Lawson, paura in Messico: il pilota evita due Marshall in pista "potevo ucciderli"

Momenti di tensione durante il GP del Messico. Due commissari di pista hanno attraversato il tracciato mentre sopraggiungeva la monoposto di Lawson. Tragedia sfiorata

Lawson, paura in Messico: il pilota evita due Marshall in pista "potevo ucciderli"
© Getty Images

Ilaria ToscanoIlaria Toscano

Pubblicato il 27 ottobre 2025, 11:24 (Aggiornato il 28 ott 2025 alle 10:36)

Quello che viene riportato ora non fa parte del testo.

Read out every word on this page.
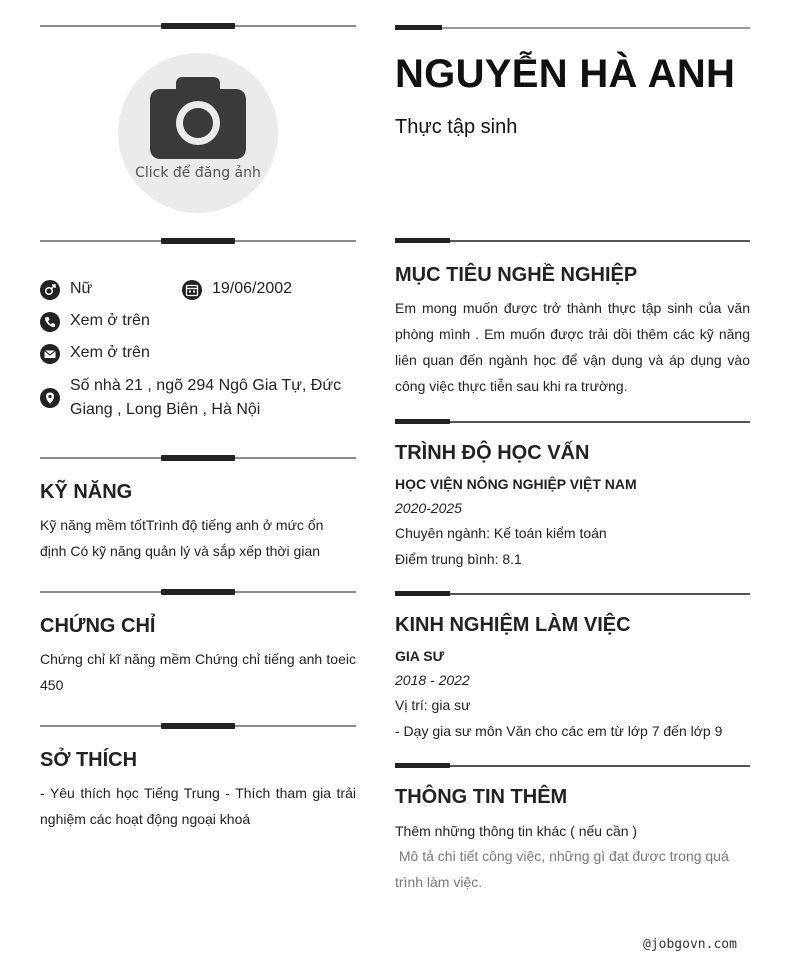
Click để đăng ảnh
Nữ	19/06/2002
Xem ở trên
Xem ở trên
Số nhà 21 , ngõ 294 Ngô Gia Tự, Đức Giang , Long Biên , Hà Nội
KỸ NĂNG
Kỹ năng mềm tốtTrình độ tiếng anh ở mức ổn định Có kỹ năng quản lý và sắp xếp thời gian
CHỨNG CHỈ
Chứng chỉ kĩ năng mềm Chứng chỉ tiếng anh toeic 450
SỞ THÍCH
- Yêu thích học Tiếng Trung - Thích tham gia trải nghiệm các hoạt động ngoại khoá
NGUYỄN HÀ ANH
Thực tập sinh
MỤC TIÊU NGHỀ NGHIỆP
Em mong muốn được trở thành thực tập sinh của văn phòng mình . Em muốn được trải dồi thêm các kỹ năng liên quan đến ngành học để vận dụng và áp dụng vào công việc thực tiễn sau khi ra trường.
TRÌNH ĐỘ HỌC VẤN
HỌC VIỆN NÔNG NGHIỆP VIỆT NAM
2020-2025
Chuyên ngành: Kế toán kiểm toán
Điểm trung bình: 8.1
KINH NGHIỆM LÀM VIỆC
GIA SƯ
2018 - 2022
Vị trí: gia sư
- Dạy gia sư môn Văn cho các em từ lớp 7 đến lớp 9
THÔNG TIN THÊM
Thêm những thông tin khác ( nếu cần )
Mô tả chi tiết công việc, những gì đạt được trong quá trình làm việc.
@jobgovn.com
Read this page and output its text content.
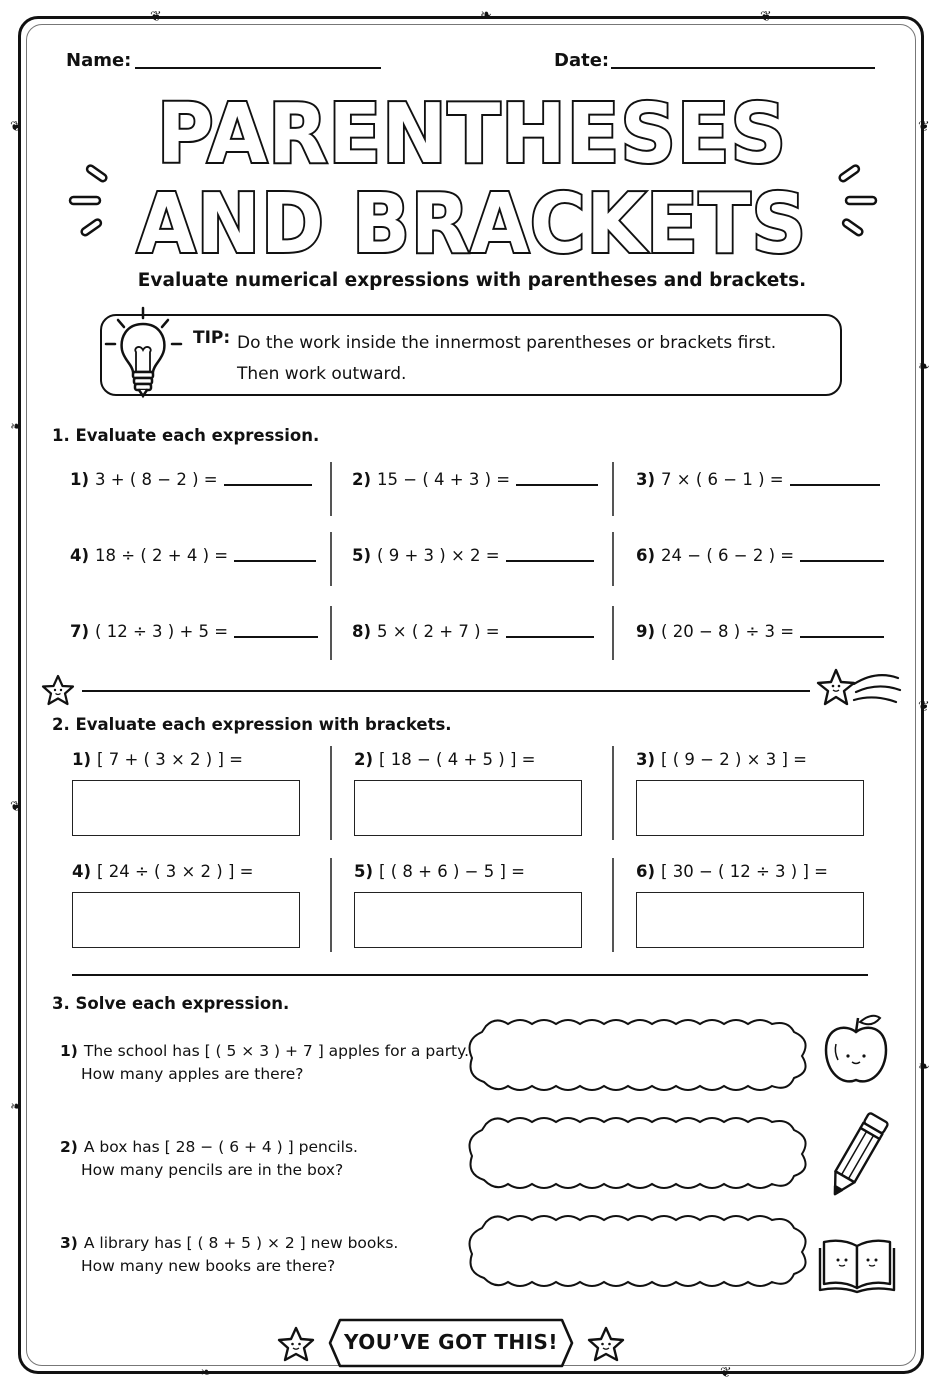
❦
❧
❦
❧
❦
❧
❦
❧
❦	❧	❦
❧	❦
Name:	Date:
PARENTHESES
AND BRACKETS
Evaluate numerical expressions with parentheses and brackets.
TIP: Do the work inside the innermost parentheses or brackets first.
Then work outward.
1. Evaluate each expression.
1) 3 + ( 8 − 2 ) =	2) 15 − ( 4 + 3 ) =	3) 7 × ( 6 − 1 ) =
4) 18 ÷ ( 2 + 4 ) =	5) ( 9 + 3 ) × 2 =	6) 24 − ( 6 − 2 ) =
7) ( 12 ÷ 3 ) + 5 =	8) 5 × ( 2 + 7 ) =	9) ( 20 − 8 ) ÷ 3 =
2. Evaluate each expression with brackets.
1) [ 7 + ( 3 × 2 ) ] =	2) [ 18 − ( 4 + 5 ) ] =	3) [ ( 9 − 2 ) × 3 ] =
4) [ 24 ÷ ( 3 × 2 ) ] =	5) [ ( 8 + 6 ) − 5 ] =	6) [ 30 − ( 12 ÷ 3 ) ] =
3. Solve each expression.
1) The school has [ ( 5 × 3 ) + 7 ] apples for a party.
How many apples are there?
2) A box has [ 28 − ( 6 + 4 ) ] pencils.
How many pencils are in the box?
3) A library has [ ( 8 + 5 ) × 2 ] new books.
How many new books are there?
YOU’VE GOT THIS!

La Formula 1, simbolo mondiale di tecnologia e sicurezza, ha vissuto attimi da brivido nel GP del Messico.

Al terzo giro, Liam Lawson, appena rientrato in pista dopo una sosta ai box per sostituire l’ala anteriore danneggiata, si è ritrovato improvvisamente davanti due commissari che stavano attraversando il circuito per rimuovere dei detriti.

Il pilota della Racing Bulls stava imboccando la prima chicane quando ha dovuto sterzare bruscamente per evitarli.

Una manovra fulminea che ha impedito il peggio, ma che ha lasciato tutti senza parole.

Il team radio shock: “Avrei potuto ucciderli!”

L’episodio non è stato mostrato nella regia internazionale della Formula 1, ma le immagini della telecamera di bordo di Lawson hanno rapidamente fatto il giro dei social.

Il suo team radio con l’ingegnere di pista, Ernesto Desiderio, fotografa tutta l’incredulità del momento:

 • Lawson: “Aspetta… c***o, oh mio Dio! Hai visto? Oh mio Dio, amico!”

 • Desiderio: “Sì, visto. Sei stato bravissimo ad evitarli.”

 • Lawson: “Oh mio Dio, potevo ammazzarli, sul serio!”

Un dialogo breve ma eloquente: il rischio corso è stato enorme, e solo la lucidità del pilota ha impedito una tragedia.

Gara finita e rabbia nel paddock

La gara di Lawson si è conclusa poco dopo quell’episodio, a causa dei danni riportati sulla sua Racing Bulls. Una volta rientrato ai box, il pilota neozelandese ha manifestato la propria frustrazione, sottolineando quanto accaduto fosse estremamente pericoloso.
Secondo Lawson, la presenza dei commissari in pista subito dopo la sua uscita dai box è stata un evento incredibile e inaccettabile, che avrebbe potuto avere conseguenze gravissime. Il pilota ha parlato di un evidente errore di comunicazione o di coordinamento, precisando che simili episodi non dovrebbero mai verificarsi in Formula 1 e auspicando un chiarimento da parte degli organizzatori.

Un monito per la sicurezza

L’incidente di Città del Messico ha riacceso il dibattito sulla sicurezza operativa nei Gran Premi.

In un’epoca in cui la Formula 1 ha raggiunto standard altissimi, vedere due commissari attraversare la pista a gara in corso è qualcosa che nessuno si aspettava.

Un campanello d’allarme che la FIA dovrà analizzare a fondo prima che possano ripetersi incidenti simili.